In his 1953 inaugural speech, President Dwight Eisenhower — a warrior famous for helping lead the Allies to victory in World War II — said “I hate war as only a soldier who has lived it can, only as one who has seen its brutality, its futility, its stupidity.”
Today, our warfare technologies are advancing to the point where combatants never have to face the horrors of war. And so it is with the accelerated use of drones by the United States. We have escalated their usage, especially in Afghanistan and Pakistan as we pull our troops out of harm’s way.
The use of drones became more controversial when we learned the Obama administration was secretly ordering such strikes, bypassing the Pentagon, and the controversy grew when it was learned such attacks were being leveled against American citizens overseas. Since then, the president has agreed to give the intelligence committees of both chambers access to a classified legal opinion it is using to justify use of drones to kill U.S. terror suspects on foreign soil.

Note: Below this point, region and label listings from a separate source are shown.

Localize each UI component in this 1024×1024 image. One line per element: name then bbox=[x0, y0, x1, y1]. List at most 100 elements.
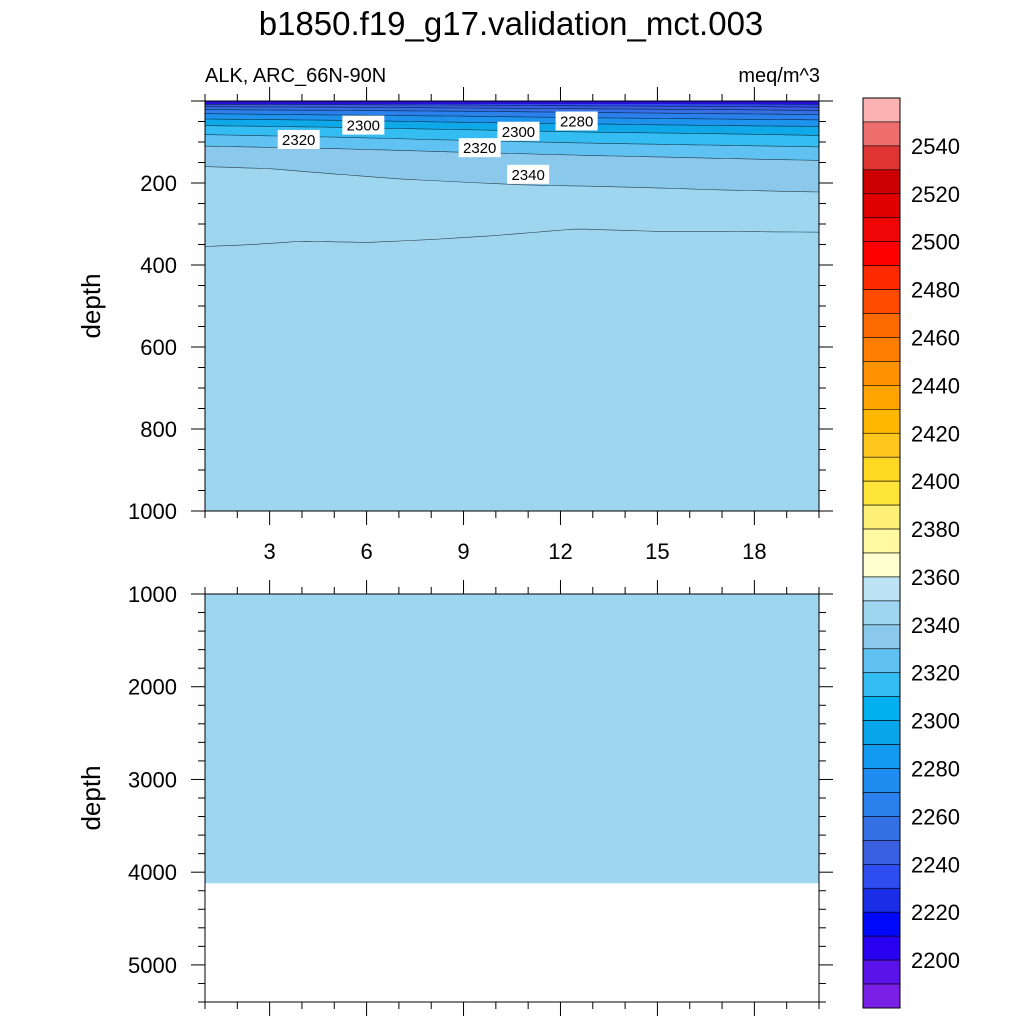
colorbar-swatch bbox=[862, 265, 901, 290]
colorbar-swatch bbox=[862, 887, 901, 913]
colorbar-label: 2500 bbox=[911, 230, 960, 255]
upper-x-tick-label: 9 bbox=[457, 539, 469, 564]
colorbar-frame bbox=[862, 97, 901, 1009]
upper-y-tick-label: 800 bbox=[140, 417, 177, 442]
contour-label-box bbox=[458, 138, 501, 158]
colorbar-label: 2380 bbox=[911, 517, 960, 542]
upper-y-tick-label: 200 bbox=[140, 171, 177, 196]
colorbar-swatch bbox=[862, 624, 901, 650]
colorbar-swatch bbox=[862, 648, 901, 674]
colorbar-swatch bbox=[862, 983, 901, 1009]
upper-y-axis-label: depth bbox=[76, 273, 106, 338]
colorbar-swatch bbox=[862, 935, 901, 961]
colorbar-swatch bbox=[862, 744, 901, 769]
colorbar-swatch bbox=[862, 504, 901, 530]
upper-x-tick-label: 12 bbox=[548, 539, 572, 564]
contour-label: 2300 bbox=[347, 118, 380, 135]
contour-label: 2340 bbox=[511, 167, 544, 184]
colorbar-label: 2400 bbox=[911, 469, 960, 494]
colorbar-swatch bbox=[862, 337, 901, 362]
colorbar-label: 2260 bbox=[911, 804, 960, 829]
lower-panel: 1000 2000 3000 4000 5000 bbox=[128, 580, 833, 1016]
colorbar-label: 2300 bbox=[911, 709, 960, 734]
colorbar-swatch bbox=[862, 576, 901, 602]
colorbar-swatch bbox=[862, 864, 901, 889]
colorbar-swatch bbox=[862, 289, 901, 314]
upper-right-label: meq/m^3 bbox=[738, 65, 820, 87]
chart-title: b1850.f19_g17.validation_mct.003 bbox=[259, 5, 764, 42]
contour-label-box bbox=[342, 115, 385, 135]
upper-left-label: ALK, ARC_66N-90N bbox=[205, 65, 386, 87]
colorbar-label: 2540 bbox=[911, 134, 960, 159]
contour-line-2350 bbox=[204, 228, 820, 247]
colorbar-swatch bbox=[862, 552, 901, 578]
colorbar-swatch bbox=[862, 385, 901, 410]
upper-x-tick-label: 6 bbox=[360, 539, 372, 564]
contour-label-box bbox=[507, 164, 550, 184]
colorbar-swatch bbox=[862, 409, 901, 434]
colorbar-swatch bbox=[862, 816, 901, 841]
contour-label-box bbox=[555, 111, 598, 131]
contour-line-2260 bbox=[205, 104, 820, 108]
contour-label: 2320 bbox=[282, 132, 315, 149]
colorbar-swatch bbox=[862, 792, 901, 817]
colorbar-label: 2280 bbox=[911, 757, 960, 782]
colorbar-swatch bbox=[862, 432, 901, 458]
colorbar-label: 2220 bbox=[911, 900, 960, 925]
upper-panel: 2320 2300 2320 2300 2280 2340 200 400 600 800 1000… bbox=[128, 87, 833, 564]
lower-uniform-fill bbox=[205, 594, 819, 884]
upper-x-tick-label: 3 bbox=[264, 539, 276, 564]
lower-y-axis-label: depth bbox=[76, 765, 106, 830]
colorbar-label: 2240 bbox=[911, 852, 960, 877]
colorbar-swatch bbox=[862, 480, 901, 506]
colorbar-swatch bbox=[862, 121, 901, 147]
upper-x-tick-label: 15 bbox=[645, 539, 669, 564]
lower-y-tick-label: 1000 bbox=[128, 582, 177, 607]
lower-y-tick-label: 5000 bbox=[128, 953, 177, 978]
contour-label-box bbox=[497, 121, 540, 141]
contour-line-2270 bbox=[204, 106, 820, 111]
contour-line-2290 bbox=[204, 113, 820, 121]
colorbar-swatch bbox=[862, 169, 901, 195]
contour-line-2280 bbox=[204, 109, 820, 115]
colorbar-label: 2340 bbox=[911, 613, 960, 638]
contour-line-2340 bbox=[204, 166, 820, 193]
colorbar-swatch bbox=[862, 193, 901, 219]
lower-y-tick-label: 2000 bbox=[128, 675, 177, 700]
colorbar-swatch bbox=[862, 696, 901, 721]
colorbar-swatch bbox=[862, 720, 901, 745]
colorbar-swatch bbox=[862, 528, 901, 554]
colorbar-swatch bbox=[862, 217, 901, 242]
lower-y-tick-label: 4000 bbox=[128, 860, 177, 885]
upper-y-tick-label: 1000 bbox=[128, 499, 177, 524]
upper-y-tick-label: 600 bbox=[140, 335, 177, 360]
colorbar-swatch bbox=[862, 313, 901, 338]
colorbar-swatch bbox=[862, 768, 901, 793]
contour-label: 2320 bbox=[463, 140, 496, 157]
colorbar-swatch bbox=[862, 456, 901, 482]
upper-y-tick-label: 400 bbox=[140, 253, 177, 278]
contour-label: 2280 bbox=[560, 114, 593, 131]
upper-x-tick-label: 18 bbox=[742, 539, 766, 564]
contour-label-box bbox=[277, 129, 320, 149]
colorbar-label: 2480 bbox=[911, 278, 960, 303]
colorbar-label: 2520 bbox=[911, 182, 960, 207]
contour-label: 2300 bbox=[502, 124, 535, 141]
colorbar-swatch bbox=[862, 361, 901, 386]
colorbar-label: 2320 bbox=[911, 661, 960, 686]
colorbar-swatch bbox=[862, 600, 901, 626]
colorbar-label: 2460 bbox=[911, 325, 960, 350]
colorbar-swatch bbox=[862, 672, 901, 697]
colorbar-swatch bbox=[862, 241, 901, 266]
colorbar-label: 2440 bbox=[911, 373, 960, 398]
colorbar-swatch bbox=[862, 145, 901, 171]
colorbar-swatch bbox=[862, 97, 901, 123]
colorbar-swatch bbox=[862, 959, 901, 985]
colorbar-label: 2360 bbox=[911, 565, 960, 590]
colorbar: 2540 2520 2500 2480 2460 2440 2420 2400 2380 2360… bbox=[862, 97, 960, 1009]
lower-y-tick-label: 3000 bbox=[128, 767, 177, 792]
colorbar-swatch bbox=[862, 911, 901, 937]
colorbar-label: 2200 bbox=[911, 948, 960, 973]
surface-band bbox=[205, 101, 819, 104]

The administration says it is justified in killing such Americans so long as an “informed, high-level official” determines that individual is an “imminent threat of violent attack against the United States.” This is so vague it was argued that even low-level functionaries in a Mideast desert could make the call. It further argues that this is an executive decision and as such is not subject to external review.
Sen. Rand Paul, R-Ky., has said he wants a federal court, not Obama, to make that decision. Sen. Lindsey Graham, R-S.C., said a court deciding such matters would be “the worst thing in the world.” Meanwhile, some Democrats are more incensed about a movie’s depiction about America’s use of waterboarding than they are about the use of drones.